Сын спокойно отвечает:
– Перестанут. Это ведь бесполезно…
– Да, но пока…
– Нет и не будет сил, которые могли бы убить молодое сердце мира…
– Это – слова для песни, сынок…
– Миллионы голосов поют эту песню, и всё более внимательно слушает ее вся жизнь… Вспомни-ка: разве ты прежде так терпеливо и ласково слушала меня или Паоло, как слушаешь теперь?
– Да! Да… но вот стачка принудила тебя уйти из родного города…
– Он мал для двоих, пусть остается Паоло! А стачку мы выиграли…
– Выиграли, – звучно откликнулась девушка. – Ты и Паоло…
Не окончив, она тихонько смеется, потом с минуту все идут молча. Навстречу им выдвигается, поднимаясь с земли, темный холм, – развалины какого-то здания, – над ним задумчиво опустил тонкие ветки ароматный эвкалипт, и, когда они трое поравнялись с деревом, ветки его как будто тихо вздрогнули.
– Вот Паоло, – говорит девушка.
Черная высокая фигура отделилась от развалин и стоит среди дороги.
– Сердцем увидала? – спросил юноша, смеясь. Впереди звучит эхом:
– Идешь?
– Да. Вот тебе мои. Не провожайте меня дальше, не нужно! У меня всего пять часов пути до Рима, и я ведь намеренно пошел пешком, чтоб собраться в дороге с мыслями…
Остановились… Высокий снял шляпу и говорит надорванным голосом:
– Ты можешь быть спокоен за мать и сестру, – всё будет хорошо!

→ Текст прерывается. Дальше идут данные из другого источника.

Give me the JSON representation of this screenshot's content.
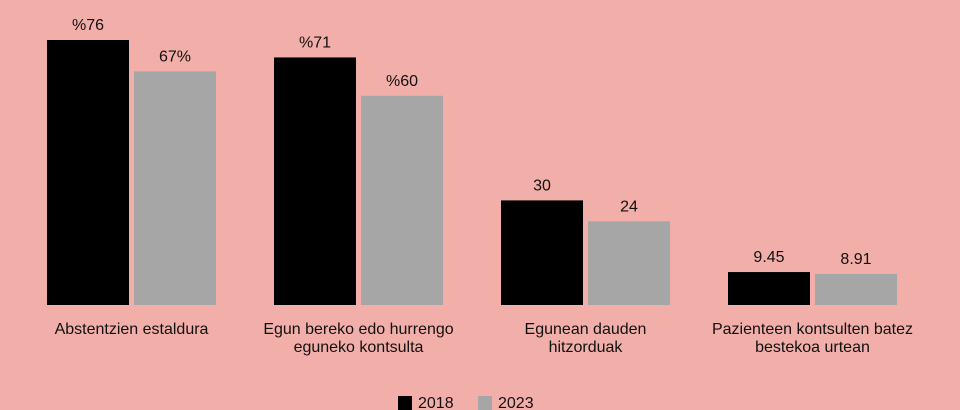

– Я знаю. До свидания, мама!
Она всхлипывает, стонет тихонько; потом звучат три крепких поцелуя и мужественный голос:
– Иди домой и спокойно отдыхай, поволновалась ты за эти буйные дни! Иди, всё будет хорошо! Паоло такой же сын тебе, как я! Ну, сестренка…

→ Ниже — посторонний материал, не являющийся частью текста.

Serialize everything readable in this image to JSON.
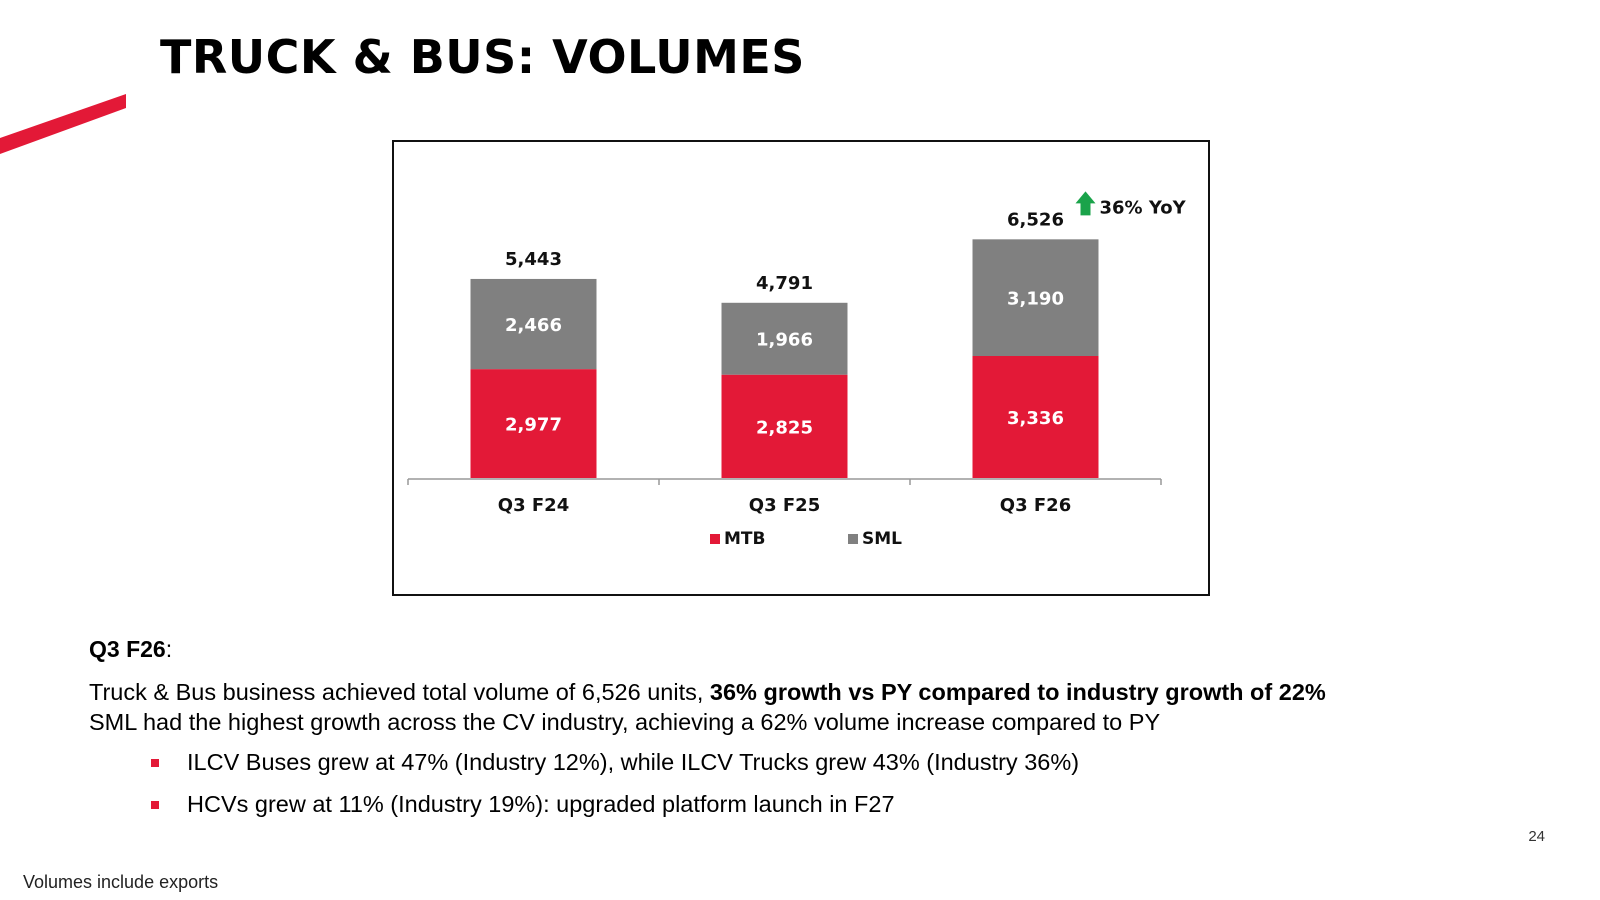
{
  "slide": {
    "title": "TRUCK & BUS: VOLUMES",
    "accent_color": "#e31937",
    "page_number": "24",
    "footnote": "Volumes include exports"
  },
  "chart_data": {
    "type": "bar",
    "stacked": true,
    "categories": [
      "Q3 F24",
      "Q3 F25",
      "Q3 F26"
    ],
    "series": [
      {
        "name": "MTB",
        "color": "#e31937",
        "values": [
          2977,
          2825,
          3336
        ],
        "labels": [
          "2,977",
          "2,825",
          "3,336"
        ]
      },
      {
        "name": "SML",
        "color": "#808080",
        "values": [
          2466,
          1966,
          3190
        ],
        "labels": [
          "2,466",
          "1,966",
          "3,190"
        ]
      }
    ],
    "totals": [
      5443,
      4791,
      6526
    ],
    "total_labels": [
      "5,443",
      "4,791",
      "6,526"
    ],
    "annotation": {
      "text": "36% YoY",
      "icon": "up-arrow-icon",
      "color": "#1aa34a",
      "category": "Q3 F26"
    },
    "legend_position": "bottom",
    "grid": false,
    "ylim": [
      0,
      7000
    ]
  },
  "notes": {
    "heading_bold": "Q3 F26",
    "heading_suffix": ":",
    "para_start": "Truck & Bus business achieved total volume of 6,526 units, ",
    "para_bold": "36% growth vs PY compared to industry growth of 22%",
    "line2": "SML had the highest growth across the CV industry, achieving a 62% volume increase compared to PY",
    "bullets": [
      "ILCV Buses grew at 47% (Industry 12%), while ILCV Trucks grew 43% (Industry 36%)",
      "HCVs grew at 11%  (Industry 19%): upgraded platform launch in F27"
    ]
  }
}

Снова поцелуи и сухой шорох ног по камням, – чуткая ночная тишина отражает все звуки, как зеркало.
Четыре фигуры, окутанные тьмою, плотно слились в одно большое тело и долго не могут разъединиться. Потом молча разорвались: трое тихонько поплыли к огням города, один быстро пошел вперед, на запад, где вечерняя заря уже погасла и в синем небе разгорелось много ярких звезд.
– Прощай, – тихо и печально раздается в ночи.
Издали откликнулся бодрый голос:
– Прощай! Не грусти, скоро увидимся…
Сухо стучат деревянные башмаки девушки, сиповатый голос говорит утешающие слова:
– Он не пропадет, донна Филомена, можете верить, в это, как в милость вашей Мадонны. У него – хороший ум, крепкое сердце, он сам умеет любить и легко заставляет других любить его… А любовь к людям – это ведь и есть те крылья, на которых человек поднимается выше всего…
Город всё обильней сеет во тьму свои скромные, бледные огни; слова высокого человека тоже сверкают, как искры.